La gestion à long terme de l’ARD représente un engagement certain pour le propriétaire, impliquant des soins cutanés réguliers et une vigilance constante vis-à-vis des complications potentielles. Pour les éleveurs, la prévention par une sélection génétique éclairée est primordiale. L’existence de races comme le Braque de Weimar, qui sont majoritairement d/d mais ne développent que très rarement l’ARD, constitue une piste de recherche particulièrement intéressante. L’identification des facteurs génétiques “protecteurs” présents chez ces races pourrait, à terme, non seulement affiner les stratégies de sélection mais aussi, potentiellement, ouvrir de nouvelles perspectives pour la prévention ou la modulation de l’expression de l’ARD chez les races plus sensibles.
7. Conclusion
L’alopécie des robes diluées (ARD) est une génodermatose canine dont la compréhension a significativement progressé avec l’identification du rôle central du gène MLPH dans la dilution de la couleur du pelage et la prédisposition à l’alopécie. Néanmoins, la variabilité considérable de son expression clinique, caractérisée par une pénétrance incomplète, met en lumière la probable implication d’autres facteurs génétiques modificateurs ou de facteurs environnementaux qui demeurent, pour une large part, à élucider. Cette complexité étiologique représente un défi tant pour le diagnostic que pour le conseil génétique.

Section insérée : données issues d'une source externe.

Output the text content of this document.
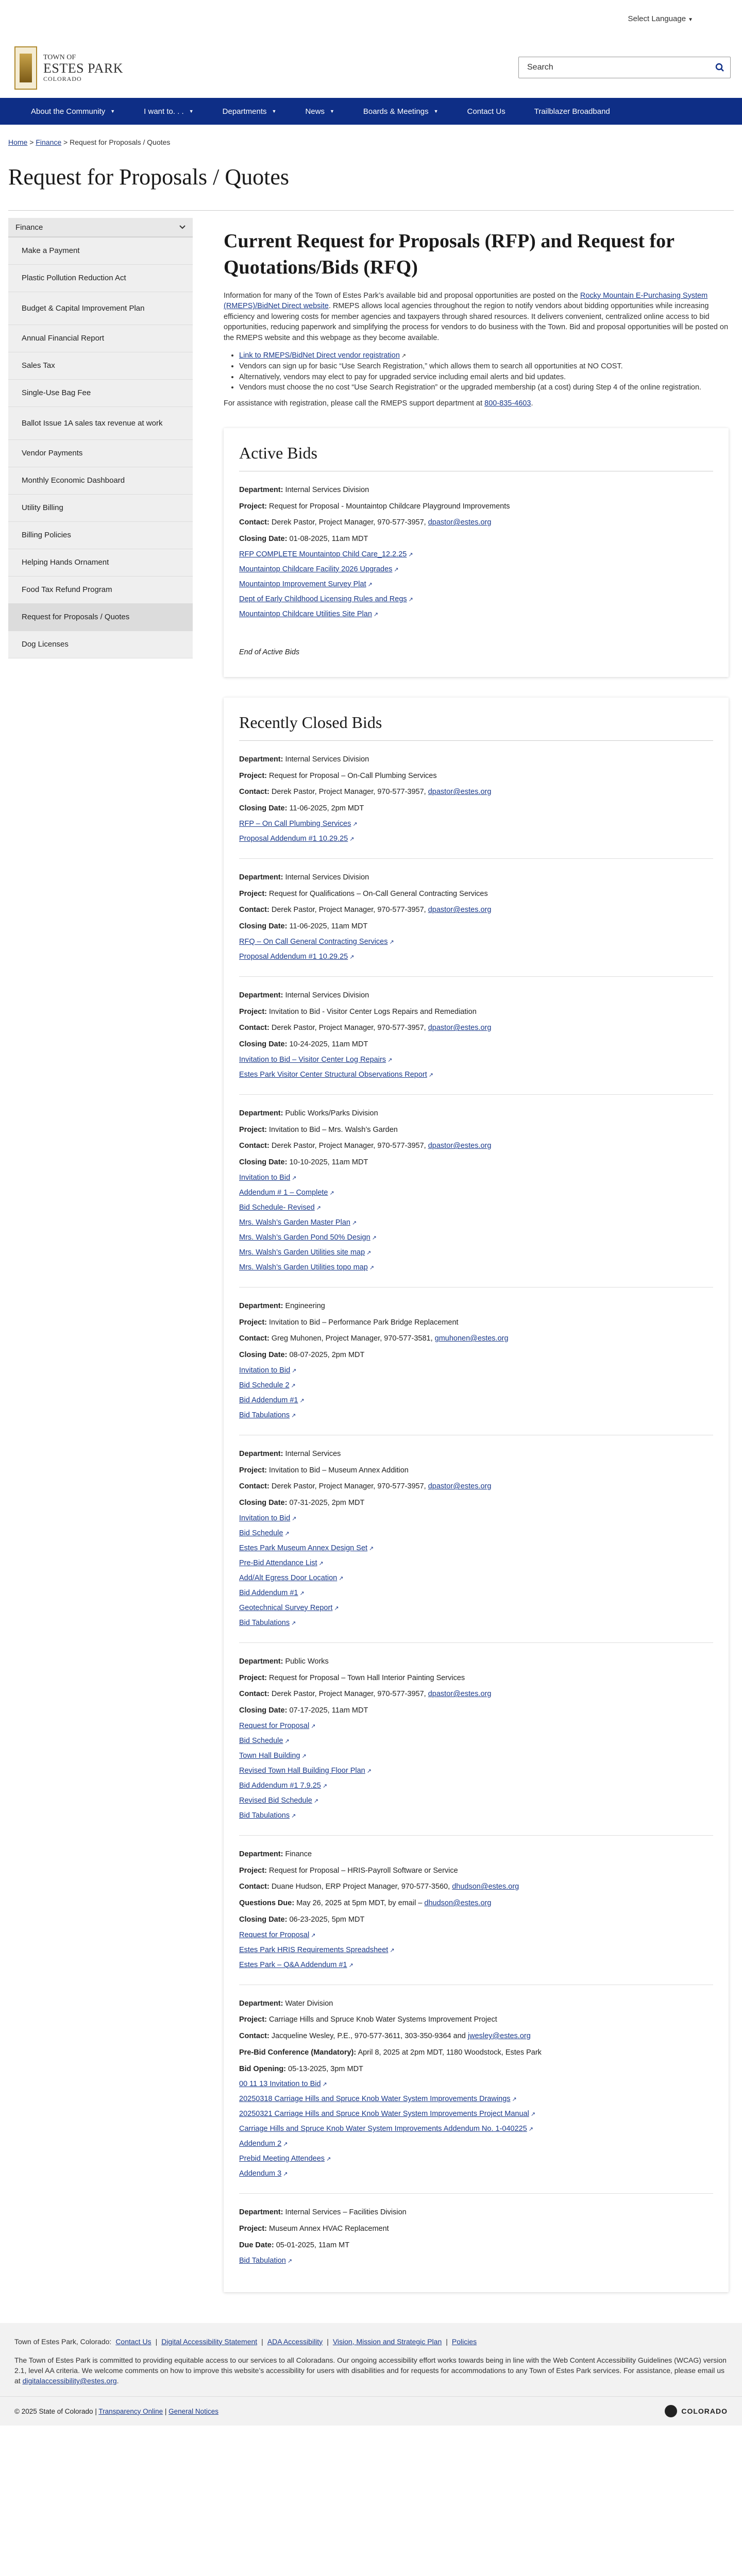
Select Language ▼
TOWN OF
ESTES PARK
COLORADO
Search
About the Community ▼	I want to. . . ▼	Departments ▼	News ▼	Boards & Meetings ▼	Contact Us	Trailblazer Broadband
Home > Finance > Request for Proposals / Quotes
Request for Proposals / Quotes
Finance
Make a Payment
Plastic Pollution Reduction Act
Budget & Capital Improvement Plan
Annual Financial Report
Sales Tax
Single-Use Bag Fee
Ballot Issue 1A sales tax revenue at work
Vendor Payments
Monthly Economic Dashboard
Utility Billing
Billing Policies
Helping Hands Ornament
Food Tax Refund Program
Request for Proposals / Quotes
Dog Licenses
Current Request for Proposals (RFP) and Request for Quotations/Bids (RFQ)

Information for many of the Town of Estes Park’s available bid and proposal opportunities are posted on the Rocky Mountain E-Purchasing System (RMEPS)/BidNet Direct website. RMEPS allows local agencies throughout the region to notify vendors about bidding opportunities while increasing efficiency and lowering costs for member agencies and taxpayers through shared resources. It delivers convenient, centralized online access to bid opportunities, reducing paperwork and simplifying the process for vendors to do business with the Town. Bid and proposal opportunities will be posted on the RMEPS website and this webpage as they become available.

• Link to RMEPS/BidNet Direct vendor registration ↗
• Vendors can sign up for basic “Use Search Registration,” which allows them to search all opportunities at NO COST.
• Alternatively, vendors may elect to pay for upgraded service including email alerts and bid updates.
• Vendors must choose the no cost “Use Search Registration” or the upgraded membership (at a cost) during Step 4 of the online registration.

For assistance with registration, please call the RMEPS support department at 800-835-4603.

Active Bids

Department: Internal Services Division

Project: Request for Proposal - Mountaintop Childcare Playground Improvements

Contact: Derek Pastor, Project Manager, 970-577-3957, dpastor@estes.org

Closing Date: 01-08-2025, 11am MDT

RFP COMPLETE Mountaintop Child Care_12.2.25 ↗
Mountaintop Childcare Facility 2026 Upgrades ↗
Mountaintop Improvement Survey Plat ↗
Dept of Early Childhood Licensing Rules and Regs ↗
Mountaintop Childcare Utilities Site Plan ↗
End of Active Bids
Recently Closed Bids

Department: Internal Services Division

Project: Request for Proposal – On-Call Plumbing Services

Contact: Derek Pastor, Project Manager, 970-577-3957, dpastor@estes.org

Closing Date: 11-06-2025, 2pm MDT

RFP – On Call Plumbing Services ↗
Proposal Addendum #1 10.29.25 ↗

Department: Internal Services Division

Project: Request for Qualifications – On-Call General Contracting Services

Contact: Derek Pastor, Project Manager, 970-577-3957, dpastor@estes.org

Closing Date: 11-06-2025, 11am MDT

RFQ – On Call General Contracting Services ↗
Proposal Addendum #1 10.29.25 ↗

Department: Internal Services Division

Project: Invitation to Bid - Visitor Center Logs Repairs and Remediation

Contact: Derek Pastor, Project Manager, 970-577-3957, dpastor@estes.org

Closing Date: 10-24-2025, 11am MDT

Invitation to Bid – Visitor Center Log Repairs ↗
Estes Park Visitor Center Structural Observations Report ↗

Department: Public Works/Parks Division

Project: Invitation to Bid – Mrs. Walsh’s Garden

Contact: Derek Pastor, Project Manager, 970-577-3957, dpastor@estes.org

Closing Date: 10-10-2025, 11am MDT

Invitation to Bid ↗
Addendum # 1 – Complete ↗
Bid Schedule- Revised ↗
Mrs. Walsh’s Garden Master Plan ↗
Mrs. Walsh’s Garden Pond 50% Design ↗
Mrs. Walsh’s Garden Utilities site map ↗
Mrs. Walsh’s Garden Utilities topo map ↗

Department: Engineering

Project: Invitation to Bid – Performance Park Bridge Replacement

Contact: Greg Muhonen, Project Manager, 970-577-3581, gmuhonen@estes.org

Closing Date: 08-07-2025, 2pm MDT

Invitation to Bid ↗
Bid Schedule 2 ↗
Bid Addendum #1 ↗
Bid Tabulations ↗

Department: Internal Services

Project: Invitation to Bid – Museum Annex Addition

Contact: Derek Pastor, Project Manager, 970-577-3957, dpastor@estes.org

Closing Date: 07-31-2025, 2pm MDT

Invitation to Bid ↗
Bid Schedule ↗
Estes Park Museum Annex Design Set ↗
Pre-Bid Attendance List ↗
Add/Alt Egress Door Location ↗
Bid Addendum #1 ↗
Geotechnical Survey Report ↗
Bid Tabulations ↗

Department: Public Works

Project: Request for Proposal – Town Hall Interior Painting Services

Contact: Derek Pastor, Project Manager, 970-577-3957, dpastor@estes.org

Closing Date: 07-17-2025, 11am MDT

Request for Proposal ↗
Bid Schedule ↗
Town Hall Building ↗
Revised Town Hall Building Floor Plan ↗
Bid Addendum #1 7.9.25 ↗
Revised Bid Schedule ↗
Bid Tabulations ↗

Department: Finance

Project: Request for Proposal – HRIS-Payroll Software or Service

Contact: Duane Hudson, ERP Project Manager, 970-577-3560, dhudson@estes.org

Questions Due: May 26, 2025 at 5pm MDT, by email – dhudson@estes.org

Closing Date: 06-23-2025, 5pm MDT

Request for Proposal ↗
Estes Park HRIS Requirements Spreadsheet ↗
Estes Park – Q&A Addendum #1 ↗

Department: Water Division

Project: Carriage Hills and Spruce Knob Water Systems Improvement Project

Contact: Jacqueline Wesley, P.E., 970-577-3611, 303-350-9364 and jwesley@estes.org

Pre-Bid Conference (Mandatory): April 8, 2025 at 2pm MDT, 1180 Woodstock, Estes Park

Bid Opening: 05-13-2025, 3pm MDT

00 11 13 Invitation to Bid ↗
20250318 Carriage Hills and Spruce Knob Water System Improvements Drawings ↗
20250321 Carriage Hills and Spruce Knob Water System Improvements Project Manual ↗
Carriage Hills and Spruce Knob Water System Improvements Addendum No. 1-040225 ↗
Addendum 2 ↗
Prebid Meeting Attendees ↗
Addendum 3 ↗

Department: Internal Services – Facilities Division

Project: Museum Annex HVAC Replacement

Due Date: 05-01-2025, 11am MT

Bid Tabulation ↗
Town of Estes Park, Colorado: Contact Us | Digital Accessibility Statement | ADA Accessibility | Vision, Mission and Strategic Plan | Policies
The Town of Estes Park is committed to providing equitable access to our services to all Coloradans. Our ongoing accessibility effort works towards being in line with the Web Content Accessibility Guidelines (WCAG) version 2.1, level AA criteria. We welcome comments on how to improve this website’s accessibility for users with disabilities and for requests for accommodations to any Town of Estes Park services. For assistance, please email us at digitalaccessibility@estes.org.
© 2025 State of Colorado | Transparency Online | General Notices	COLORADO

Le diagnostic de l’ARD repose sur une approche multimodale rigoureuse, intégrant l’anamnèse (race, couleur de robe, antécédents), les signes cliniques caractéristiques (alopécie progressive sur les zones diluées, modifications de la qualité du pelage, lésions cutanées secondaires), les observations microscopiques du trichogramme (présence de macromélanosomes), et les lésions histopathologiques typiques (dysplasie folliculaire, agrégats de mélanine, hyperkératose folliculaire). Les tests génétiques pour les variants du MLPH confirment la prédisposition liée à la dilution mais ne prédisent pas l’apparition de l’alopécie.
En l’absence de traitement curatif, la prise en charge de l’ARD est essentiellement symptomatique. Elle vise à améliorer le confort cutané du chien, à contrôler les troubles de la kératinisation et à prévenir ou traiter les complications infectieuses, principalement les pyodermites bactériennes récurrentes. Les thérapies adjuvantes telles que la mélatonine, les acides gras essentiels ou les rétinoïdes ont montré une efficacité limitée ou non confirmée pour la repousse pilaire dans cette affection.
La prévention, par le biais de stratégies d’élevage responsables incluant le dépistage génétique des reproducteurs pour les allèles de dilution du MLPH et la sélection phénotypique, est cruciale pour réduire l’incidence de l’ARD dans les races prédisposées.
Les perspectives de recherche futures devraient se concentrer sur l’identification et la caractérisation des gènes modificateurs et des facteurs environnementaux impliqués dans l’expression de l’ARD. Une meilleure compréhension de ces éléments permettrait d’affiner l’évaluation du risque de développer l’alopécie chez les chiens porteurs du génotype d/d et, potentiellement, d’ouvrir la voie à de nouvelles approches préventives ciblées ou à des interventions thérapeutiques innovantes visant à moduler l’expression de cette génodermatose complexe.